Last month I decided to buy some bitcoin. Why? The price was going up! I was guaranteed to make some money! What could go wrong?

What is this stuff?

Well, not quite like that. Bitcoin has interested me for a while — what currency has been the subject of such speculation? How often do new currencies become popular enough to actually use? Or has such a mysterious creator (or group of creators)?

So I decided to buy some bitcoin. I knew that it was likely I would lose some money, but hey, maybe the price would keep going up! At the time I was visiting some friends in Chicago so I didn't have very regular internet access, but I thought it would be a good time.
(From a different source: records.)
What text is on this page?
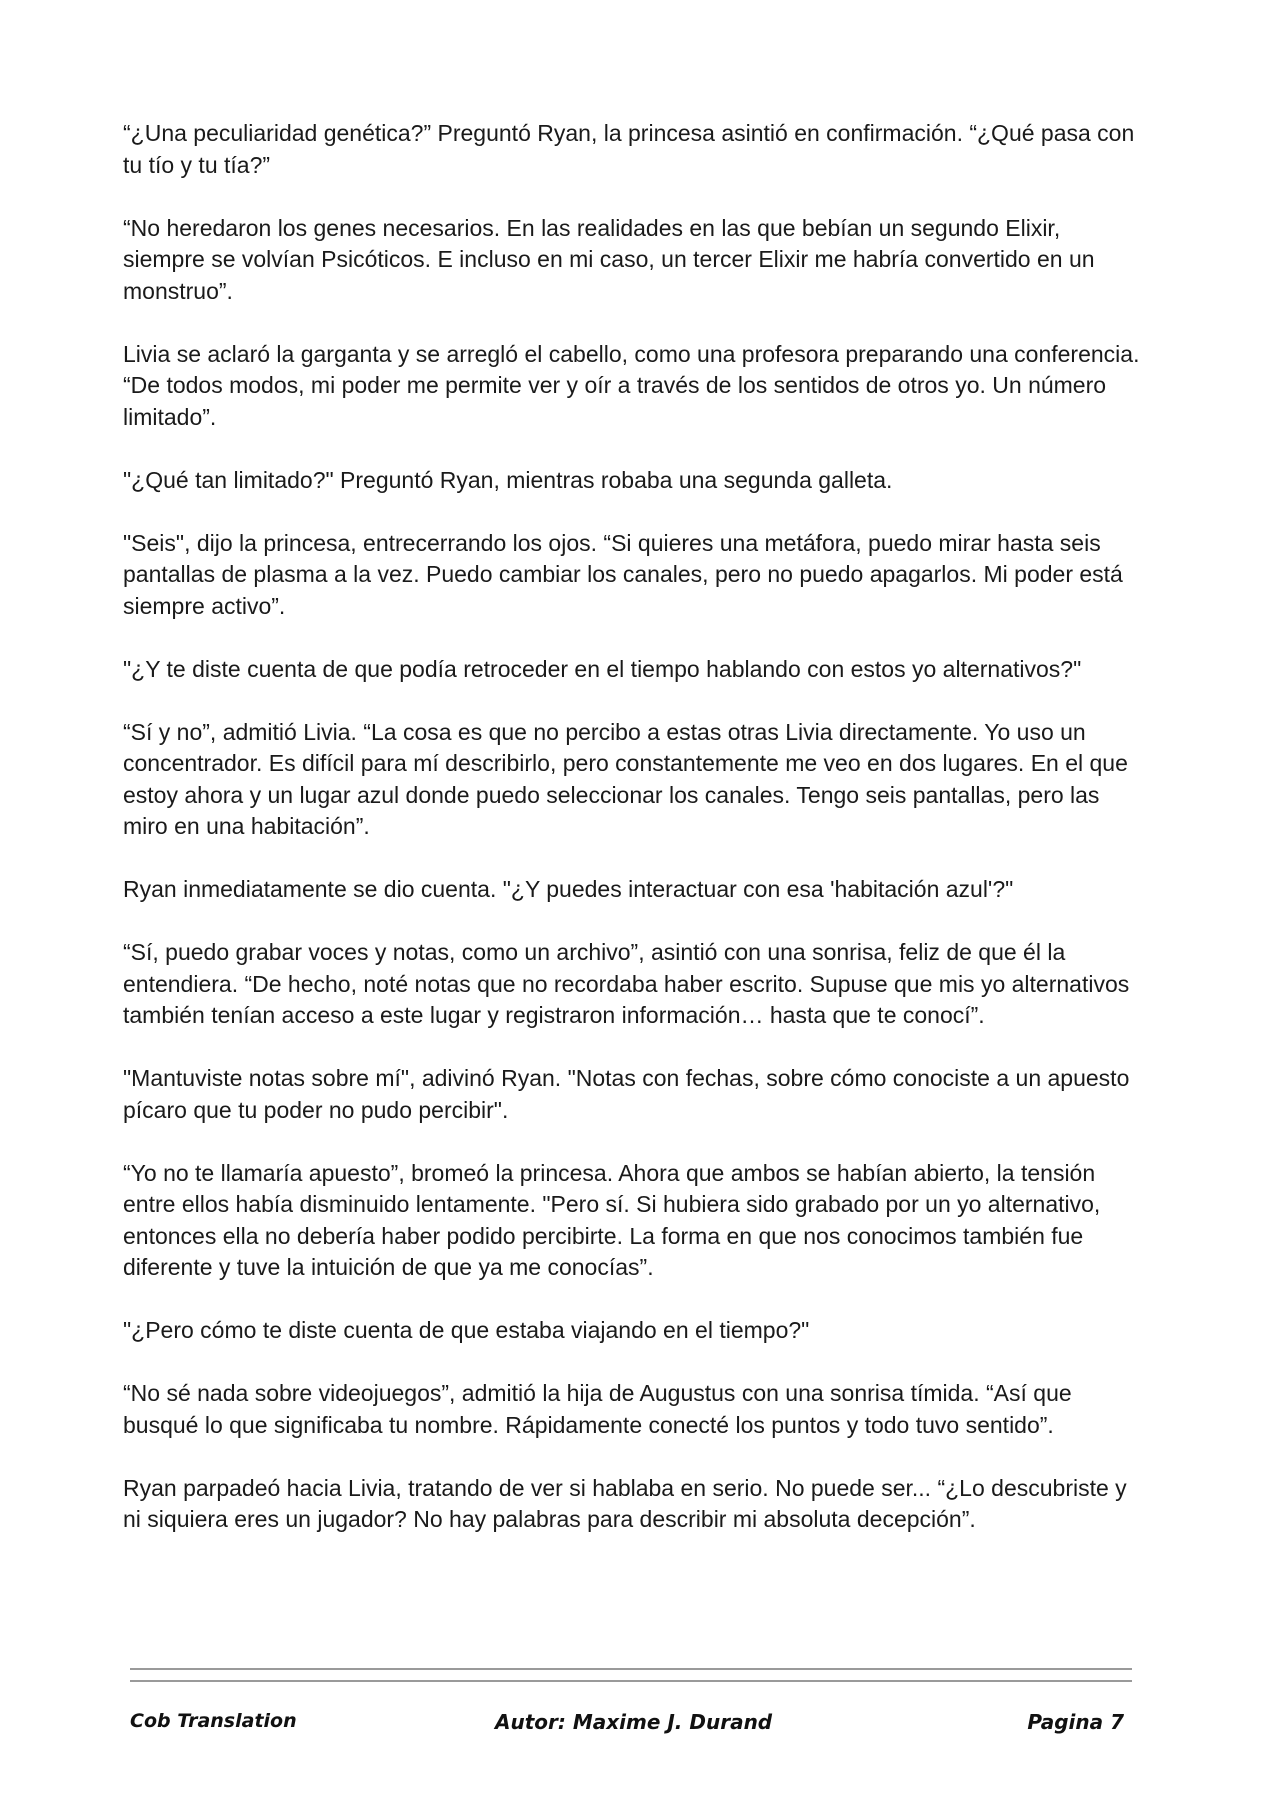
“¿Una peculiaridad genética?” Preguntó Ryan, la princesa asintió en confirmación. “¿Qué pasa con tu tío y tu tía?”

“No heredaron los genes necesarios. En las realidades en las que bebían un segundo Elixir, siempre se volvían Psicóticos. E incluso en mi caso, un tercer Elixir me habría convertido en un monstruo”.

Livia se aclaró la garganta y se arregló el cabello, como una profesora preparando una conferencia. “De todos modos, mi poder me permite ver y oír a través de los sentidos de otros yo. Un número limitado”.

"¿Qué tan limitado?" Preguntó Ryan, mientras robaba una segunda galleta.

"Seis", dijo la princesa, entrecerrando los ojos. “Si quieres una metáfora, puedo mirar hasta seis pantallas de plasma a la vez. Puedo cambiar los canales, pero no puedo apagarlos. Mi poder está siempre activo”.

"¿Y te diste cuenta de que podía retroceder en el tiempo hablando con estos yo alternativos?"

“Sí y no”, admitió Livia. “La cosa es que no percibo a estas otras Livia directamente. Yo uso un concentrador. Es difícil para mí describirlo, pero constantemente me veo en dos lugares. En el que estoy ahora y un lugar azul donde puedo seleccionar los canales. Tengo seis pantallas, pero las miro en una habitación”.

Ryan inmediatamente se dio cuenta. "¿Y puedes interactuar con esa 'habitación azul'?"

“Sí, puedo grabar voces y notas, como un archivo”, asintió con una sonrisa, feliz de que él la entendiera. “De hecho, noté notas que no recordaba haber escrito. Supuse que mis yo alternativos también tenían acceso a este lugar y registraron información… hasta que te conocí”.

"Mantuviste notas sobre mí", adivinó Ryan. "Notas con fechas, sobre cómo conociste a un apuesto pícaro que tu poder no pudo percibir".

“Yo no te llamaría apuesto”, bromeó la princesa. Ahora que ambos se habían abierto, la tensión entre ellos había disminuido lentamente. "Pero sí. Si hubiera sido grabado por un yo alternativo, entonces ella no debería haber podido percibirte. La forma en que nos conocimos también fue diferente y tuve la intuición de que ya me conocías”.

"¿Pero cómo te diste cuenta de que estaba viajando en el tiempo?"

“No sé nada sobre videojuegos”, admitió la hija de Augustus con una sonrisa tímida. “Así que busqué lo que significaba tu nombre. Rápidamente conecté los puntos y todo tuvo sentido”.

Ryan parpadeó hacia Livia, tratando de ver si hablaba en serio. No puede ser... “¿Lo descubriste y ni siquiera eres un jugador? No hay palabras para describir mi absoluta decepción”.

Cob Translation	Autor: Maxime J. Durand	Pagina 7
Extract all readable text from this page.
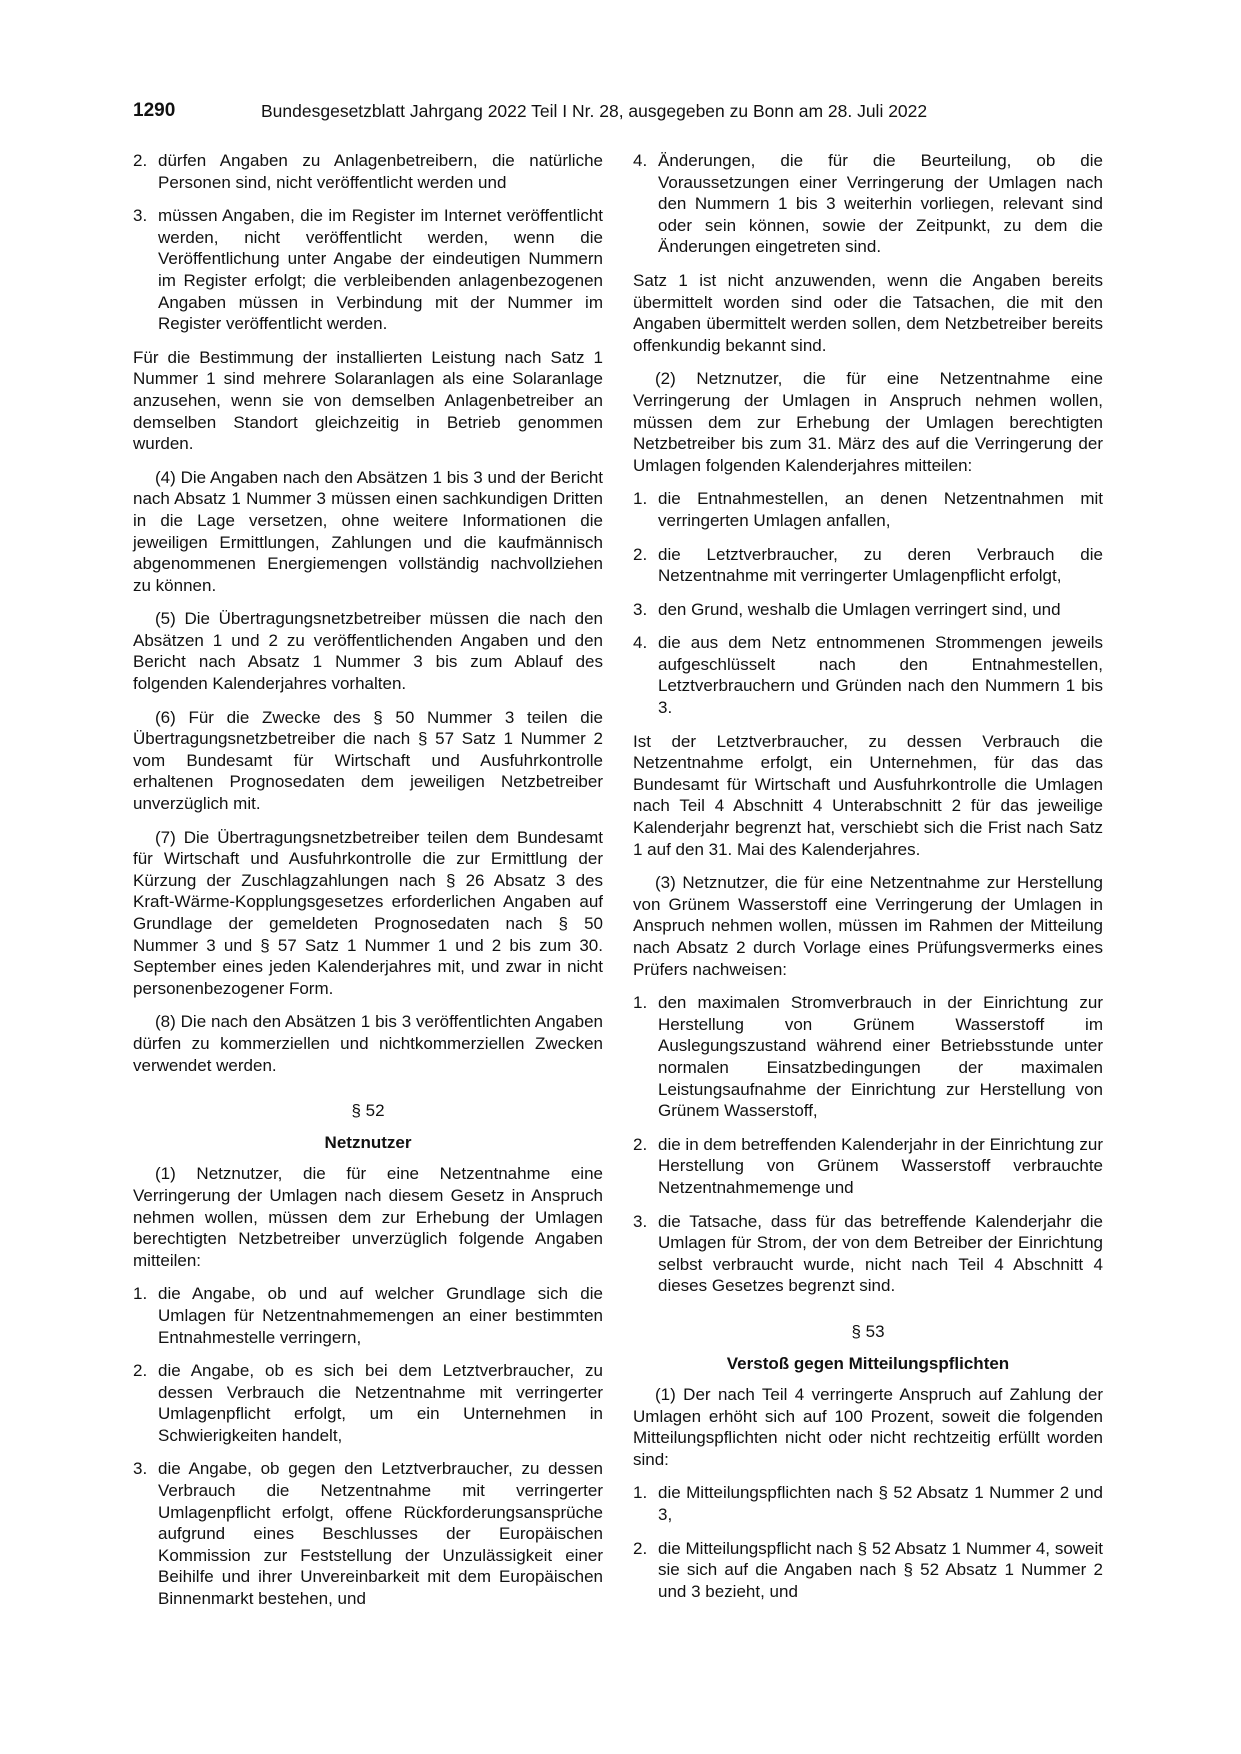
1290	Bundesgesetzblatt Jahrgang 2022 Teil I Nr. 28, ausgegeben zu Bonn am 28. Juli 2022
2. dürfen Angaben zu Anlagenbetreibern, die natürliche Personen sind, nicht veröffentlicht werden und
3. müssen Angaben, die im Register im Internet veröffentlicht werden, nicht veröffentlicht werden, wenn die Veröffentlichung unter Angabe der eindeutigen Nummern im Register erfolgt; die verbleibenden anlagenbezogenen Angaben müssen in Verbindung mit der Nummer im Register veröffentlicht werden.

Für die Bestimmung der installierten Leistung nach Satz 1 Nummer 1 sind mehrere Solaranlagen als eine Solaranlage anzusehen, wenn sie von demselben Anlagenbetreiber an demselben Standort gleichzeitig in Betrieb genommen wurden.

(4) Die Angaben nach den Absätzen 1 bis 3 und der Bericht nach Absatz 1 Nummer 3 müssen einen sachkundigen Dritten in die Lage versetzen, ohne weitere Informationen die jeweiligen Ermittlungen, Zahlungen und die kaufmännisch abgenommenen Energiemengen vollständig nachvollziehen zu können.

(5) Die Übertragungsnetzbetreiber müssen die nach den Absätzen 1 und 2 zu veröffentlichenden Angaben und den Bericht nach Absatz 1 Nummer 3 bis zum Ablauf des folgenden Kalenderjahres vorhalten.

(6) Für die Zwecke des § 50 Nummer 3 teilen die Übertragungsnetzbetreiber die nach § 57 Satz 1 Nummer 2 vom Bundesamt für Wirtschaft und Ausfuhrkontrolle erhaltenen Prognosedaten dem jeweiligen Netzbetreiber unverzüglich mit.

(7) Die Übertragungsnetzbetreiber teilen dem Bundesamt für Wirtschaft und Ausfuhrkontrolle die zur Ermittlung der Kürzung der Zuschlagzahlungen nach § 26 Absatz 3 des Kraft-Wärme-Kopplungsgesetzes erforderlichen Angaben auf Grundlage der gemeldeten Prognosedaten nach § 50 Nummer 3 und § 57 Satz 1 Nummer 1 und 2 bis zum 30. September eines jeden Kalenderjahres mit, und zwar in nicht personenbezogener Form.

(8) Die nach den Absätzen 1 bis 3 veröffentlichten Angaben dürfen zu kommerziellen und nichtkommerziellen Zwecken verwendet werden.

§ 52
Netznutzer

(1) Netznutzer, die für eine Netzentnahme eine Verringerung der Umlagen nach diesem Gesetz in Anspruch nehmen wollen, müssen dem zur Erhebung der Umlagen berechtigten Netzbetreiber unverzüglich folgende Angaben mitteilen:

1. die Angabe, ob und auf welcher Grundlage sich die Umlagen für Netzentnahmemengen an einer bestimmten Entnahmestelle verringern,
2. die Angabe, ob es sich bei dem Letztverbraucher, zu dessen Verbrauch die Netzentnahme mit verringerter Umlagenpflicht erfolgt, um ein Unternehmen in Schwierigkeiten handelt,
3. die Angabe, ob gegen den Letztverbraucher, zu dessen Verbrauch die Netzentnahme mit verringerter Umlagenpflicht erfolgt, offene Rückforderungsansprüche aufgrund eines Beschlusses der Europäischen Kommission zur Feststellung der Unzulässigkeit einer Beihilfe und ihrer Unvereinbarkeit mit dem Europäischen Binnenmarkt bestehen, und
4. Änderungen, die für die Beurteilung, ob die Voraussetzungen einer Verringerung der Umlagen nach den Nummern 1 bis 3 weiterhin vorliegen, relevant sind oder sein können, sowie der Zeitpunkt, zu dem die Änderungen eingetreten sind.

Satz 1 ist nicht anzuwenden, wenn die Angaben bereits übermittelt worden sind oder die Tatsachen, die mit den Angaben übermittelt werden sollen, dem Netzbetreiber bereits offenkundig bekannt sind.

(2) Netznutzer, die für eine Netzentnahme eine Verringerung der Umlagen in Anspruch nehmen wollen, müssen dem zur Erhebung der Umlagen berechtigten Netzbetreiber bis zum 31. März des auf die Verringerung der Umlagen folgenden Kalenderjahres mitteilen:

1. die Entnahmestellen, an denen Netzentnahmen mit verringerten Umlagen anfallen,
2. die Letztverbraucher, zu deren Verbrauch die Netzentnahme mit verringerter Umlagenpflicht erfolgt,
3. den Grund, weshalb die Umlagen verringert sind, und
4. die aus dem Netz entnommenen Strommengen jeweils aufgeschlüsselt nach den Entnahmestellen, Letztverbrauchern und Gründen nach den Nummern 1 bis 3.

Ist der Letztverbraucher, zu dessen Verbrauch die Netzentnahme erfolgt, ein Unternehmen, für das das Bundesamt für Wirtschaft und Ausfuhrkontrolle die Umlagen nach Teil 4 Abschnitt 4 Unterabschnitt 2 für das jeweilige Kalenderjahr begrenzt hat, verschiebt sich die Frist nach Satz 1 auf den 31. Mai des Kalenderjahres.

(3) Netznutzer, die für eine Netzentnahme zur Herstellung von Grünem Wasserstoff eine Verringerung der Umlagen in Anspruch nehmen wollen, müssen im Rahmen der Mitteilung nach Absatz 2 durch Vorlage eines Prüfungsvermerks eines Prüfers nachweisen:

1. den maximalen Stromverbrauch in der Einrichtung zur Herstellung von Grünem Wasserstoff im Auslegungszustand während einer Betriebsstunde unter normalen Einsatzbedingungen der maximalen Leistungsaufnahme der Einrichtung zur Herstellung von Grünem Wasserstoff,
2. die in dem betreffenden Kalenderjahr in der Einrichtung zur Herstellung von Grünem Wasserstoff verbrauchte Netzentnahmemenge und
3. die Tatsache, dass für das betreffende Kalenderjahr die Umlagen für Strom, der von dem Betreiber der Einrichtung selbst verbraucht wurde, nicht nach Teil 4 Abschnitt 4 dieses Gesetzes begrenzt sind.
§ 53
Verstoß gegen Mitteilungspflichten

(1) Der nach Teil 4 verringerte Anspruch auf Zahlung der Umlagen erhöht sich auf 100 Prozent, soweit die folgenden Mitteilungspflichten nicht oder nicht rechtzeitig erfüllt worden sind:

1. die Mitteilungspflichten nach § 52 Absatz 1 Nummer 2 und 3,
2. die Mitteilungspflicht nach § 52 Absatz 1 Nummer 4, soweit sie sich auf die Angaben nach § 52 Absatz 1 Nummer 2 und 3 bezieht, und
The price had been rocketing upwards and I wanted to get in before it was "too late".

Getting in too late

Bitcoin
Chart

Take a look at that chart. Always ahead of the trend, I put in my order on April 2nd. Because I didn't want to deal with the hassle of signing up with an exchange, I purchased my coins through Coinbase, a YC-funded start-up that seems to make money on bitcoin transactions.

Unfortunately the trade was delayed due to Coinbase's limited ability to handle the recent interest in bitcoin, and my purchase ended up being exercised on April 9th, at the peak of the madness. For around $650, I purchased 2.7 bitcoins. I checked the price the next day... hooray, I'm poor!

A lesson learned

I knew that buying bitcoin was going to be risky, but now I can truly say that I've lost money via speculation. Hopefully it will prevent me from similarly dumb investments in the future. In my defense, I only purchased bitcoin with the understanding that my money was about to dissappear forever. I consider this lesson to have been worth the price.

Bonus points: what should a pirate do with his coins?

Having exhausted my willingness to lose money speculating on bitcoin's value, I've recently explored using it as a currency. Bitcoin seems to be good for buying shady things, so I attempted to purchase a "novelty ID" from the fine folks at ID Chief.

So I took a nice photo, scanned a signature, gave them the name and home address of one of my friends, and sent them some bitcoin. Although communicative while helping me pay them, I haven't heard anything since. Fellow youth of America: stay in school, work hard, and don't trust strangers on the internet who sell fake IDs for anonymous currencies.